During the 13 weeks to 31 July, the group’s revenue, including fuel, was £4.79bn, up by 4.5% from £4.58bn in Q3 2021.
Morrisons said that its group like-for-like (LFL) sales, excluding fuel, fell by 3.1% in the quarter.
In addition, its adjusted earnings before interest, tax, depreciation and amortisation (EBITDA) declined from £356m in Q3 2021 to £177m.
Morrisons chief executive David Potts said: “The speed, scale and severity of cost and energy price increases, exacerbated by the terrible war in Ukraine, had significant impacts through the quarter, but the market is still growing, and the energy price guarantee will ease pressure on consumers.

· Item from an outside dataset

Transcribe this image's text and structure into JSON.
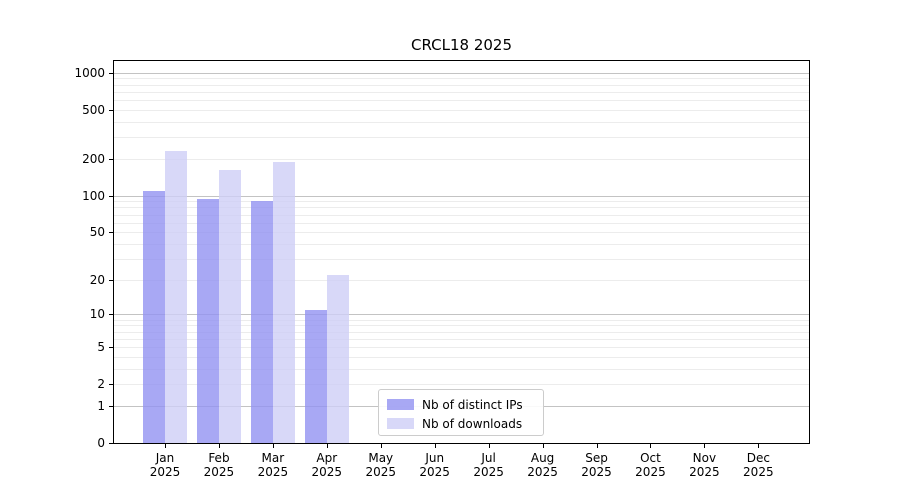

“We are doing everything we can to keep prices down for customers. Last quarter, we introduced one of our biggest ever price cut campaigns and in Q3, we introduced our popular Summer Collector scheme.
“Earlier this week we announced another significant price cut programme across 150 of our most popular products and tomorrow we are launching a timely fuel promotion – with £0.05 a litre off with a £40 spend in store – to help customers with the high cost of motoring.
“I want to thank all Morrisons colleagues for their continued hard work and dedication to helping our customers through an exceptionally difficult period for UK consumers.
“They continue to be a beacon of compassion and consideration – and the affection and appreciation that our customers have for their work are evident every day.”